Unlike public schools, private and parochial schools have the authority to deny access to students based on religion, identity and academic achievement. The vast majority of schools currently receiving Opportunity Scholarship voucher dollars are religious, and those schools may take actions that are in opposition to parents’ views or deny admission based on a family’s religious choices or sexual orientation. One private school in Fayetteville made the news in 2022 after 100 students were baptized without the consent of their parents. That school received nearly $1.2 million in taxpayer money this year.

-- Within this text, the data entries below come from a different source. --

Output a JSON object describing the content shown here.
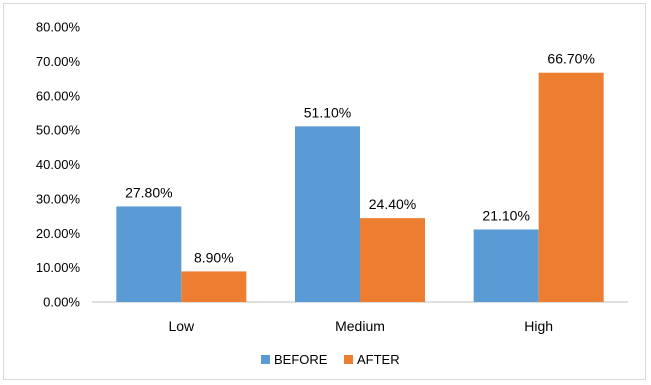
{
  "chart_data": {
    "type": "bar",
    "title": "",
    "xlabel": "",
    "ylabel": "",
    "categories": [
      "Low",
      "Medium",
      "High"
    ],
    "series": [
      {
        "name": "BEFORE",
        "color": "#5b9bd5",
        "values": [
          27.8,
          51.1,
          21.1
        ],
        "labels": [
          "27.80%",
          "51.10%",
          "21.10%"
        ]
      },
      {
        "name": "AFTER",
        "color": "#ed7d31",
        "values": [
          8.9,
          24.4,
          66.7
        ],
        "labels": [
          "8.90%",
          "24.40%",
          "66.70%"
        ]
      }
    ],
    "ylim": [
      0,
      80
    ],
    "yticks": [
      0,
      10,
      20,
      30,
      40,
      50,
      60,
      70,
      80
    ],
    "ytick_labels": [
      "0.00%",
      "10.00%",
      "20.00%",
      "30.00%",
      "40.00%",
      "50.00%",
      "60.00%",
      "70.00%",
      "80.00%"
    ],
    "grid": false,
    "legend_position": "bottom",
    "axis_color": "#bfbfbf"
  }
}
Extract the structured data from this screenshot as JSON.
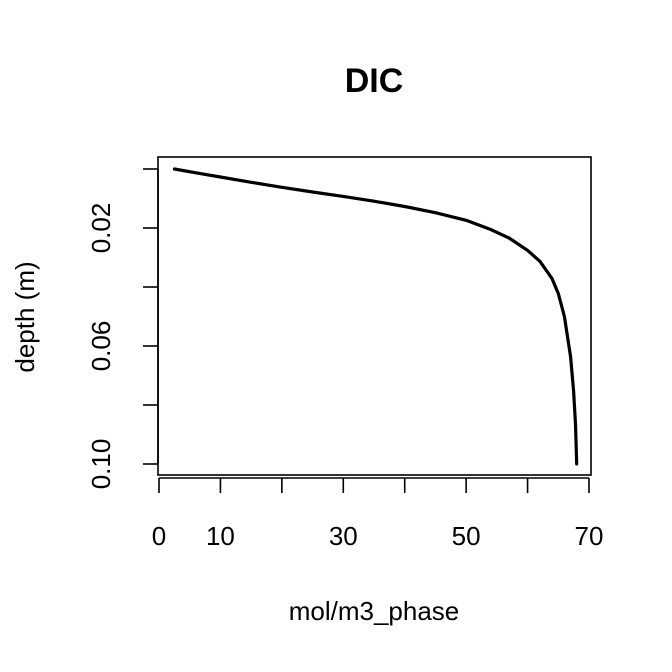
{
  "chart_data": {
    "type": "line",
    "title": "DIC",
    "xlabel": "mol/m3_phase",
    "ylabel": "depth (m)",
    "xlim": [
      0,
      70
    ],
    "ylim": [
      0.1,
      0.0
    ],
    "y_reversed": true,
    "grid": false,
    "legend": "none",
    "x_ticks": [
      0,
      10,
      20,
      30,
      40,
      50,
      60,
      70
    ],
    "x_tick_labels": [
      "0",
      "10",
      "",
      "30",
      "",
      "50",
      "",
      "70"
    ],
    "y_ticks": [
      0.0,
      0.02,
      0.04,
      0.06,
      0.08,
      0.1
    ],
    "y_tick_labels": [
      "",
      "0.02",
      "",
      "0.06",
      "",
      "0.10"
    ],
    "series": [
      {
        "color": "#000000",
        "x": [
          2.5,
          6,
          10,
          15,
          20,
          25,
          30,
          35,
          40,
          45,
          50,
          54,
          57,
          60,
          62,
          64,
          65,
          66,
          67,
          67.5,
          67.8,
          68
        ],
        "y": [
          0.0,
          0.0013,
          0.0027,
          0.0045,
          0.0062,
          0.0078,
          0.0093,
          0.0109,
          0.0127,
          0.0148,
          0.0174,
          0.0205,
          0.0234,
          0.0276,
          0.0313,
          0.0372,
          0.0422,
          0.05,
          0.0637,
          0.0753,
          0.0865,
          0.1
        ]
      }
    ]
  }
}
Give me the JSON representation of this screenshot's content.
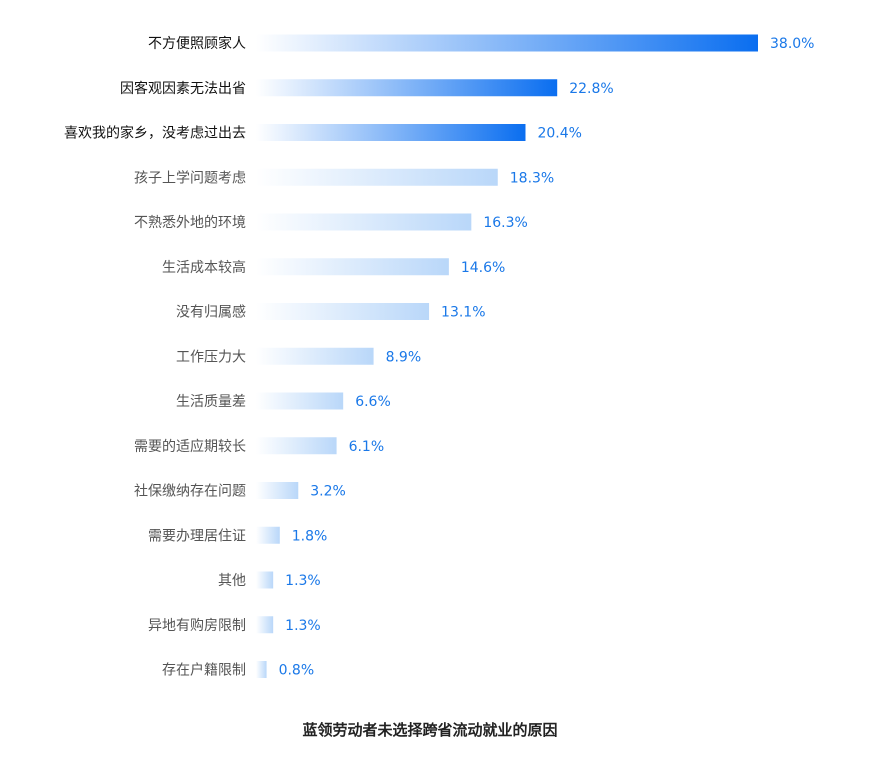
{
  "chart_data": {
    "type": "bar",
    "orientation": "horizontal",
    "title": "蓝领劳动者未选择跨省流动就业的原因",
    "categories": [
      "不方便照顾家人",
      "因客观因素无法出省",
      "喜欢我的家乡，没考虑过出去",
      "孩子上学问题考虑",
      "不熟悉外地的环境",
      "生活成本较高",
      "没有归属感",
      "工作压力大",
      "生活质量差",
      "需要的适应期较长",
      "社保缴纳存在问题",
      "需要办理居住证",
      "其他",
      "异地有购房限制",
      "存在户籍限制"
    ],
    "values": [
      38.0,
      22.8,
      20.4,
      18.3,
      16.3,
      14.6,
      13.1,
      8.9,
      6.6,
      6.1,
      3.2,
      1.8,
      1.3,
      1.3,
      0.8
    ],
    "value_labels": [
      "38.0%",
      "22.8%",
      "20.4%",
      "18.3%",
      "16.3%",
      "14.6%",
      "13.1%",
      "8.9%",
      "6.6%",
      "6.1%",
      "3.2%",
      "1.8%",
      "1.3%",
      "1.3%",
      "0.8%"
    ],
    "highlighted_top": 3,
    "colors": {
      "highlight_end": "#0a6ef0",
      "normal_end": "#b9d7f9",
      "gradient_start": "#ffffff",
      "value_label": "#1a78e8"
    },
    "grid": false,
    "legend": "none"
  }
}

Several of the schools receiving over $1 million in taxpayer-funded vouchers this year forbid students or educators who identify as LGBTQ to be affiliated with the school.

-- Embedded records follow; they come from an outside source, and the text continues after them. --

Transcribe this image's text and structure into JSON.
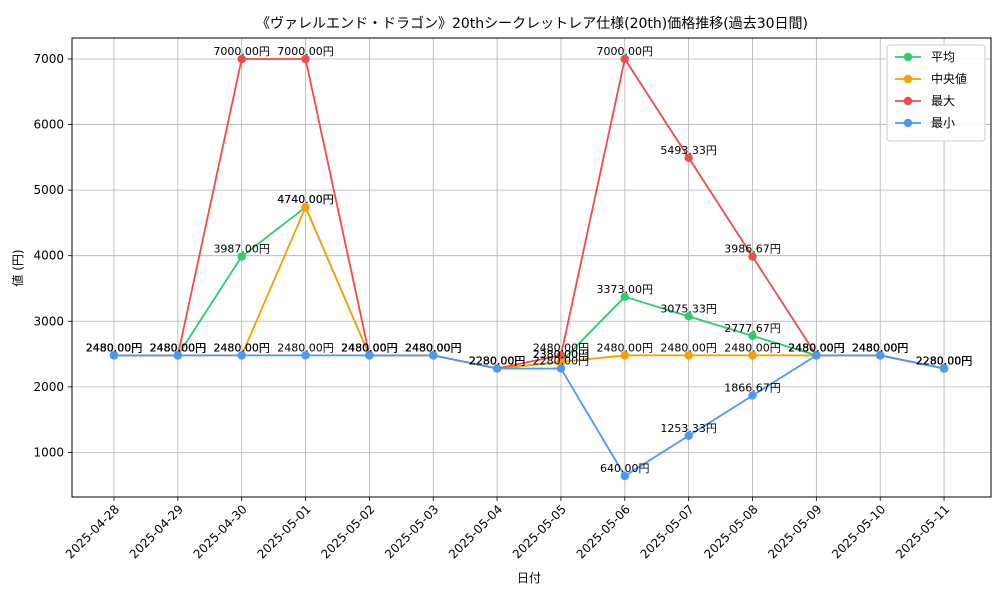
{
  "chart_data": {
    "type": "line",
    "title": "《ヴァレルエンド・ドラゴン》20thシークレットレア仕様(20th)価格推移(過去30日間)",
    "xlabel": "日付",
    "ylabel": "値 (円)",
    "ylim": [
      320,
      7320
    ],
    "yticks": [
      1000,
      2000,
      3000,
      4000,
      5000,
      6000,
      7000
    ],
    "grid": true,
    "legend_position": "top-right",
    "label_suffix": "円",
    "categories": [
      "2025-04-28",
      "2025-04-29",
      "2025-04-30",
      "2025-05-01",
      "2025-05-02",
      "2025-05-03",
      "2025-05-04",
      "2025-05-05",
      "2025-05-06",
      "2025-05-07",
      "2025-05-08",
      "2025-05-09",
      "2025-05-10",
      "2025-05-11"
    ],
    "series": [
      {
        "name": "平均",
        "color": "#2ecc71",
        "values": [
          2480,
          2480,
          3987,
          4740,
          2480,
          2480,
          2280,
          2380,
          3373,
          3075.33,
          2777.67,
          2480,
          2480,
          2280
        ]
      },
      {
        "name": "中央値",
        "color": "#f5a000",
        "values": [
          2480,
          2480,
          2480,
          4740,
          2480,
          2480,
          2280,
          2380,
          2480,
          2480,
          2480,
          2480,
          2480,
          2280
        ]
      },
      {
        "name": "最大",
        "color": "#ef4b4b",
        "values": [
          2480,
          2480,
          7000,
          7000,
          2480,
          2480,
          2280,
          2480,
          7000,
          5493.33,
          3986.67,
          2480,
          2480,
          2280
        ]
      },
      {
        "name": "最小",
        "color": "#4a9af5",
        "values": [
          2480,
          2480,
          2480,
          2480,
          2480,
          2480,
          2280,
          2280,
          640,
          1253.33,
          1866.67,
          2480,
          2480,
          2280
        ]
      }
    ]
  }
}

Private schools receiving taxpayer dollars may also set their own tuition rates and are not required to provide transportation or free lunch or to adhere to federal requirements for special education, which means they are not a viable choice for many families and children with the greatest need.
Private and parochial schools also lack accountability measures to guarantee that the public funding they receive is being used to provide students with a quality education. Private schools receiving our tax dollars are not required to employ certified teachers and have no requirements for curriculum or academic standards. Our current voucher system has very minimal transparency and accountability measures, and very few schools are required to publicly report their student outcome data, making it difficult for parents and taxpayers to evaluate them. Recent studies, including those in Indiana, Louisiana, Ohio, and DC, find little evidence that school vouchers improve test scores — in fact, they’ve sometimes led to score declines. Some students had test score declines for students moving from public schools to private schools were comparable to declines that we saw as a result of the pandemic.

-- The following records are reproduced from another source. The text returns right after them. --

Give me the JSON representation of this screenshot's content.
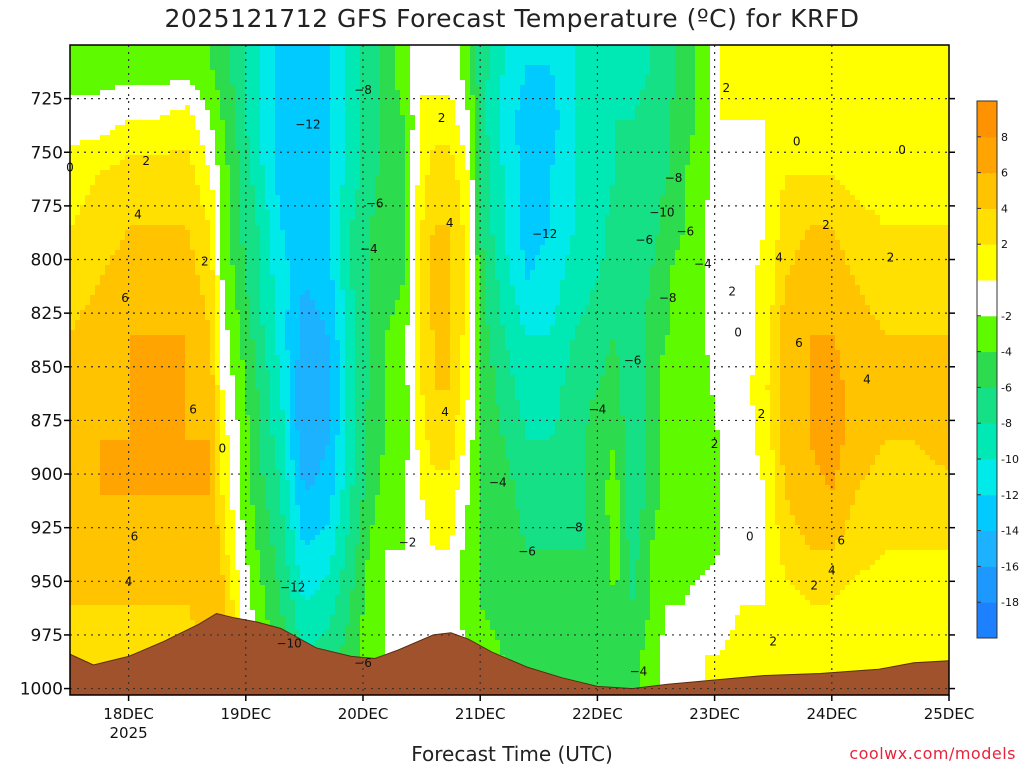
{
  "chart_data": {
    "type": "heatmap",
    "title": "2025121712 GFS Forecast Temperature (ºC) for KRFD",
    "xlabel": "Forecast Time (UTC)",
    "ylabel": "",
    "credit": "coolwx.com/models",
    "x_ticks": [
      {
        "label": "18DEC",
        "sub": "2025",
        "day": 1
      },
      {
        "label": "19DEC",
        "sub": "",
        "day": 2
      },
      {
        "label": "20DEC",
        "sub": "",
        "day": 3
      },
      {
        "label": "21DEC",
        "sub": "",
        "day": 4
      },
      {
        "label": "22DEC",
        "sub": "",
        "day": 5
      },
      {
        "label": "23DEC",
        "sub": "",
        "day": 6
      },
      {
        "label": "24DEC",
        "sub": "",
        "day": 7
      },
      {
        "label": "25DEC",
        "sub": "",
        "day": 8
      }
    ],
    "x_range_days": [
      0.5,
      8.0
    ],
    "y_ticks": [
      "725",
      "750",
      "775",
      "800",
      "825",
      "850",
      "875",
      "900",
      "925",
      "950",
      "975",
      "1000"
    ],
    "y_range_hpa": [
      700,
      1003
    ],
    "colorbar": {
      "levels": [
        -20,
        -18,
        -16,
        -14,
        -12,
        -10,
        -8,
        -6,
        -4,
        -2,
        0,
        2,
        4,
        6,
        8,
        10
      ],
      "labels": [
        "-18",
        "-16",
        "-14",
        "-12",
        "-10",
        "-8",
        "-6",
        "-4",
        "-2",
        "2",
        "4",
        "6",
        "8"
      ],
      "colors": [
        "#1c80ff",
        "#1c98ff",
        "#1cb2ff",
        "#00caff",
        "#00eaea",
        "#00e9b4",
        "#16e086",
        "#2cdc4e",
        "#5dfa00",
        "#ffffff",
        "#ffff00",
        "#ffe000",
        "#ffc300",
        "#ffa400",
        "#ff9200"
      ]
    },
    "terrain_color": "#a0522d",
    "terrain_hpa": [
      [
        0.5,
        984
      ],
      [
        0.7,
        989
      ],
      [
        1.0,
        985
      ],
      [
        1.3,
        978
      ],
      [
        1.6,
        970
      ],
      [
        1.75,
        965
      ],
      [
        1.9,
        967
      ],
      [
        2.1,
        969
      ],
      [
        2.3,
        972
      ],
      [
        2.6,
        981
      ],
      [
        2.9,
        985
      ],
      [
        3.1,
        986
      ],
      [
        3.3,
        982
      ],
      [
        3.6,
        975
      ],
      [
        3.75,
        974
      ],
      [
        3.9,
        977
      ],
      [
        4.1,
        983
      ],
      [
        4.4,
        990
      ],
      [
        4.7,
        995
      ],
      [
        5.0,
        999
      ],
      [
        5.3,
        1000
      ],
      [
        5.6,
        998
      ],
      [
        6.0,
        996
      ],
      [
        6.4,
        994
      ],
      [
        6.9,
        993
      ],
      [
        7.4,
        991
      ],
      [
        7.7,
        988
      ],
      [
        8.0,
        987
      ]
    ],
    "profiles": [
      {
        "day": 0.5,
        "T": [
          -3,
          -1,
          1,
          2,
          3,
          4,
          5,
          5,
          6,
          5,
          4,
          3
        ]
      },
      {
        "day": 0.75,
        "T": [
          -3,
          -1,
          2,
          3,
          4,
          5,
          5,
          6,
          6,
          5,
          4,
          3
        ]
      },
      {
        "day": 1.0,
        "T": [
          -3,
          0,
          3,
          4,
          5,
          6,
          6,
          6,
          6,
          5,
          4,
          3
        ]
      },
      {
        "day": 1.25,
        "T": [
          -3,
          0,
          3,
          4,
          5,
          6,
          6,
          6,
          6,
          5,
          4,
          3
        ]
      },
      {
        "day": 1.5,
        "T": [
          -3,
          1,
          3,
          4,
          5,
          6,
          6,
          6,
          6,
          5,
          4,
          3
        ]
      },
      {
        "day": 1.7,
        "T": [
          -4,
          -2,
          0,
          2,
          3,
          4,
          5,
          6,
          6,
          6,
          5,
          5
        ]
      },
      {
        "day": 1.8,
        "T": [
          -5,
          -4,
          -3,
          -3,
          -2,
          -1,
          0,
          1,
          2,
          3,
          5,
          6
        ]
      },
      {
        "day": 1.95,
        "T": [
          -7,
          -7,
          -6,
          -6,
          -5,
          -4,
          -3,
          -2,
          -2,
          -1,
          0,
          1
        ]
      },
      {
        "day": 2.1,
        "T": [
          -10,
          -10,
          -9,
          -8,
          -8,
          -7,
          -6,
          -6,
          -5,
          -4,
          -3,
          -2
        ]
      },
      {
        "day": 2.3,
        "T": [
          -13,
          -13,
          -13,
          -12,
          -11,
          -11,
          -10,
          -9,
          -8,
          -7,
          -6,
          -5
        ]
      },
      {
        "day": 2.5,
        "T": [
          -14,
          -13,
          -13,
          -13,
          -14,
          -15,
          -16,
          -16,
          -14,
          -12,
          -10,
          -8
        ]
      },
      {
        "day": 2.7,
        "T": [
          -12,
          -12,
          -12,
          -12,
          -13,
          -14,
          -15,
          -14,
          -13,
          -11,
          -9,
          -7
        ]
      },
      {
        "day": 2.9,
        "T": [
          -9,
          -9,
          -9,
          -8,
          -8,
          -9,
          -9,
          -9,
          -8,
          -7,
          -6,
          -5
        ]
      },
      {
        "day": 3.05,
        "T": [
          -7,
          -7,
          -7,
          -6,
          -6,
          -6,
          -6,
          -5,
          -5,
          -4,
          -3,
          -3
        ]
      },
      {
        "day": 3.2,
        "T": [
          -5,
          -5,
          -5,
          -5,
          -5,
          -4,
          -4,
          -4,
          -3,
          -2,
          -2,
          -2
        ]
      },
      {
        "day": 3.35,
        "T": [
          -3,
          -4,
          -4,
          -4,
          -4,
          -3,
          -3,
          -3,
          -2,
          -2,
          -1,
          -1
        ]
      },
      {
        "day": 3.5,
        "T": [
          0,
          0,
          1,
          2,
          2,
          3,
          2,
          1,
          0,
          -1,
          -1,
          -1
        ]
      },
      {
        "day": 3.6,
        "T": [
          -1,
          1,
          3,
          4,
          5,
          4,
          4,
          3,
          1,
          0,
          -1,
          -1
        ]
      },
      {
        "day": 3.75,
        "T": [
          -1,
          1,
          3,
          4,
          4,
          4,
          4,
          3,
          1,
          0,
          -1,
          -1
        ]
      },
      {
        "day": 3.9,
        "T": [
          -3,
          -2,
          0,
          1,
          1,
          1,
          0,
          -1,
          -2,
          -3,
          -3,
          -2
        ]
      },
      {
        "day": 4.0,
        "T": [
          -7,
          -7,
          -6,
          -6,
          -5,
          -5,
          -4,
          -4,
          -4,
          -4,
          -4,
          -3
        ]
      },
      {
        "day": 4.2,
        "T": [
          -10,
          -11,
          -10,
          -10,
          -9,
          -8,
          -7,
          -6,
          -5,
          -5,
          -5,
          -4
        ]
      },
      {
        "day": 4.4,
        "T": [
          -12,
          -13,
          -13,
          -13,
          -12,
          -10,
          -9,
          -8,
          -7,
          -6,
          -6,
          -5
        ]
      },
      {
        "day": 4.6,
        "T": [
          -12,
          -13,
          -12,
          -12,
          -11,
          -10,
          -9,
          -8,
          -7,
          -6,
          -6,
          -5
        ]
      },
      {
        "day": 4.8,
        "T": [
          -10,
          -10,
          -10,
          -10,
          -9,
          -8,
          -7,
          -7,
          -7,
          -6,
          -6,
          -5
        ]
      },
      {
        "day": 5.0,
        "T": [
          -10,
          -9,
          -9,
          -9,
          -8,
          -7,
          -6,
          -5,
          -5,
          -6,
          -6,
          -6
        ]
      },
      {
        "day": 5.15,
        "T": [
          -9,
          -8,
          -8,
          -7,
          -7,
          -6,
          -5,
          -4,
          -3,
          -3,
          -4,
          -5
        ]
      },
      {
        "day": 5.3,
        "T": [
          -9,
          -8,
          -7,
          -8,
          -8,
          -8,
          -8,
          -8,
          -8,
          -7,
          -6,
          -5
        ]
      },
      {
        "day": 5.45,
        "T": [
          -8,
          -7,
          -7,
          -7,
          -6,
          -5,
          -5,
          -5,
          -5,
          -4,
          -4,
          -3
        ]
      },
      {
        "day": 5.6,
        "T": [
          -7,
          -6,
          -6,
          -5,
          -4,
          -4,
          -3,
          -3,
          -3,
          -3,
          -2,
          -1
        ]
      },
      {
        "day": 5.75,
        "T": [
          -5,
          -5,
          -4,
          -4,
          -3,
          -3,
          -3,
          -3,
          -3,
          -3,
          -2,
          -1
        ]
      },
      {
        "day": 5.9,
        "T": [
          -3,
          -3,
          -3,
          -2,
          -2,
          -2,
          -3,
          -3,
          -3,
          -3,
          -1,
          0
        ]
      },
      {
        "day": 6.05,
        "T": [
          0,
          0,
          0,
          -1,
          -1,
          -1,
          -1,
          -2,
          -2,
          -2,
          -1,
          0
        ]
      },
      {
        "day": 6.25,
        "T": [
          1,
          0,
          -1,
          -1,
          -1,
          -1,
          -1,
          -1,
          -1,
          -1,
          0,
          1
        ]
      },
      {
        "day": 6.45,
        "T": [
          1,
          0,
          0,
          0,
          1,
          1,
          2,
          1,
          0,
          0,
          0,
          1
        ]
      },
      {
        "day": 6.6,
        "T": [
          1,
          0,
          2,
          3,
          4,
          5,
          5,
          5,
          4,
          3,
          1,
          1
        ]
      },
      {
        "day": 6.8,
        "T": [
          1,
          0,
          2,
          4,
          5,
          6,
          6,
          6,
          5,
          4,
          2,
          1
        ]
      },
      {
        "day": 7.0,
        "T": [
          1,
          0,
          2,
          4,
          5,
          6,
          7,
          7,
          6,
          4,
          2,
          1
        ]
      },
      {
        "day": 7.2,
        "T": [
          1,
          0,
          1,
          3,
          4,
          5,
          5,
          5,
          4,
          3,
          1,
          1
        ]
      },
      {
        "day": 7.45,
        "T": [
          1,
          0,
          1,
          2,
          3,
          4,
          4,
          4,
          3,
          2,
          1,
          1
        ]
      },
      {
        "day": 7.7,
        "T": [
          1,
          0,
          1,
          2,
          3,
          4,
          4,
          4,
          3,
          2,
          1,
          1
        ]
      },
      {
        "day": 8.0,
        "T": [
          1,
          0,
          1,
          2,
          3,
          4,
          5,
          5,
          3,
          2,
          1,
          1
        ]
      }
    ],
    "profile_levels_hpa": [
      710,
      735,
      760,
      785,
      810,
      835,
      860,
      885,
      910,
      935,
      960,
      985
    ],
    "contour_labels": [
      {
        "text": "0",
        "day": 0.5,
        "p": 757
      },
      {
        "text": "2",
        "day": 1.15,
        "p": 754
      },
      {
        "text": "4",
        "day": 1.08,
        "p": 779
      },
      {
        "text": "2",
        "day": 1.65,
        "p": 801
      },
      {
        "text": "6",
        "day": 0.97,
        "p": 818
      },
      {
        "text": "6",
        "day": 1.55,
        "p": 870
      },
      {
        "text": "0",
        "day": 1.8,
        "p": 888
      },
      {
        "text": "6",
        "day": 1.05,
        "p": 929
      },
      {
        "text": "4",
        "day": 1.0,
        "p": 950
      },
      {
        "text": "−12",
        "day": 2.53,
        "p": 737
      },
      {
        "text": "−8",
        "day": 3.0,
        "p": 721
      },
      {
        "text": "−6",
        "day": 3.1,
        "p": 774
      },
      {
        "text": "−4",
        "day": 3.05,
        "p": 795
      },
      {
        "text": "−12",
        "day": 2.4,
        "p": 953
      },
      {
        "text": "−10",
        "day": 2.37,
        "p": 979
      },
      {
        "text": "−6",
        "day": 3.0,
        "p": 988
      },
      {
        "text": "−2",
        "day": 3.38,
        "p": 932
      },
      {
        "text": "2",
        "day": 3.67,
        "p": 734
      },
      {
        "text": "4",
        "day": 3.74,
        "p": 783
      },
      {
        "text": "4",
        "day": 3.7,
        "p": 871
      },
      {
        "text": "−12",
        "day": 4.55,
        "p": 788
      },
      {
        "text": "−4",
        "day": 4.15,
        "p": 904
      },
      {
        "text": "−6",
        "day": 4.4,
        "p": 936
      },
      {
        "text": "−8",
        "day": 4.8,
        "p": 925
      },
      {
        "text": "−6",
        "day": 5.3,
        "p": 847
      },
      {
        "text": "−4",
        "day": 5.0,
        "p": 870
      },
      {
        "text": "−8",
        "day": 5.6,
        "p": 818
      },
      {
        "text": "−6",
        "day": 5.4,
        "p": 791
      },
      {
        "text": "−8",
        "day": 5.65,
        "p": 762
      },
      {
        "text": "−10",
        "day": 5.55,
        "p": 778
      },
      {
        "text": "−6",
        "day": 5.75,
        "p": 787
      },
      {
        "text": "−4",
        "day": 5.9,
        "p": 802
      },
      {
        "text": "−4",
        "day": 5.35,
        "p": 992
      },
      {
        "text": "2",
        "day": 6.1,
        "p": 720
      },
      {
        "text": "0",
        "day": 6.7,
        "p": 745
      },
      {
        "text": "0",
        "day": 7.6,
        "p": 749
      },
      {
        "text": "2",
        "day": 6.15,
        "p": 815
      },
      {
        "text": "0",
        "day": 6.2,
        "p": 834
      },
      {
        "text": "2",
        "day": 6.4,
        "p": 872
      },
      {
        "text": "2",
        "day": 6.0,
        "p": 886
      },
      {
        "text": "4",
        "day": 6.55,
        "p": 799
      },
      {
        "text": "2",
        "day": 6.95,
        "p": 784
      },
      {
        "text": "2",
        "day": 7.5,
        "p": 799
      },
      {
        "text": "6",
        "day": 6.72,
        "p": 839
      },
      {
        "text": "4",
        "day": 7.3,
        "p": 856
      },
      {
        "text": "0",
        "day": 6.3,
        "p": 929
      },
      {
        "text": "6",
        "day": 7.08,
        "p": 931
      },
      {
        "text": "4",
        "day": 7.0,
        "p": 945
      },
      {
        "text": "2",
        "day": 6.85,
        "p": 952
      },
      {
        "text": "2",
        "day": 6.5,
        "p": 978
      }
    ]
  }
}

The expansion of the Opportunity Scholarships Program has been framed as a way to give families greater choice when it comes to education, but research shows local public schools are the choice for 85 percent of parents in North Carolina. And the truth is, this expansion mainly offers choices to private schools — the choice of who gets to be educated, the choice of what qualifies as an adequate education and the choice of how to report the outcomes of public investment. In states that have already transitioned to universal school vouchers, we know that the majority of new enrollees have never attended a public school- and it is likely that the majority of those who will benefit from North Carolina’s expansion of the program will likely be families who already can afford and are sending their children to private schools.
North Carolina has over 1.4 million students in our traditional and charter public schools that serve every child, and provide vast choices and services. North Carolina public schools provide support for students with specific needs, magnet programs, dual language immersion schools, career pathway academies, early college high schools, dual enrollment options for those wishing to get college credit while in high school and more. Shifting state funding away from our community schools that are the choice of the vast majority of North Carolina families will harm our children and our state’s future.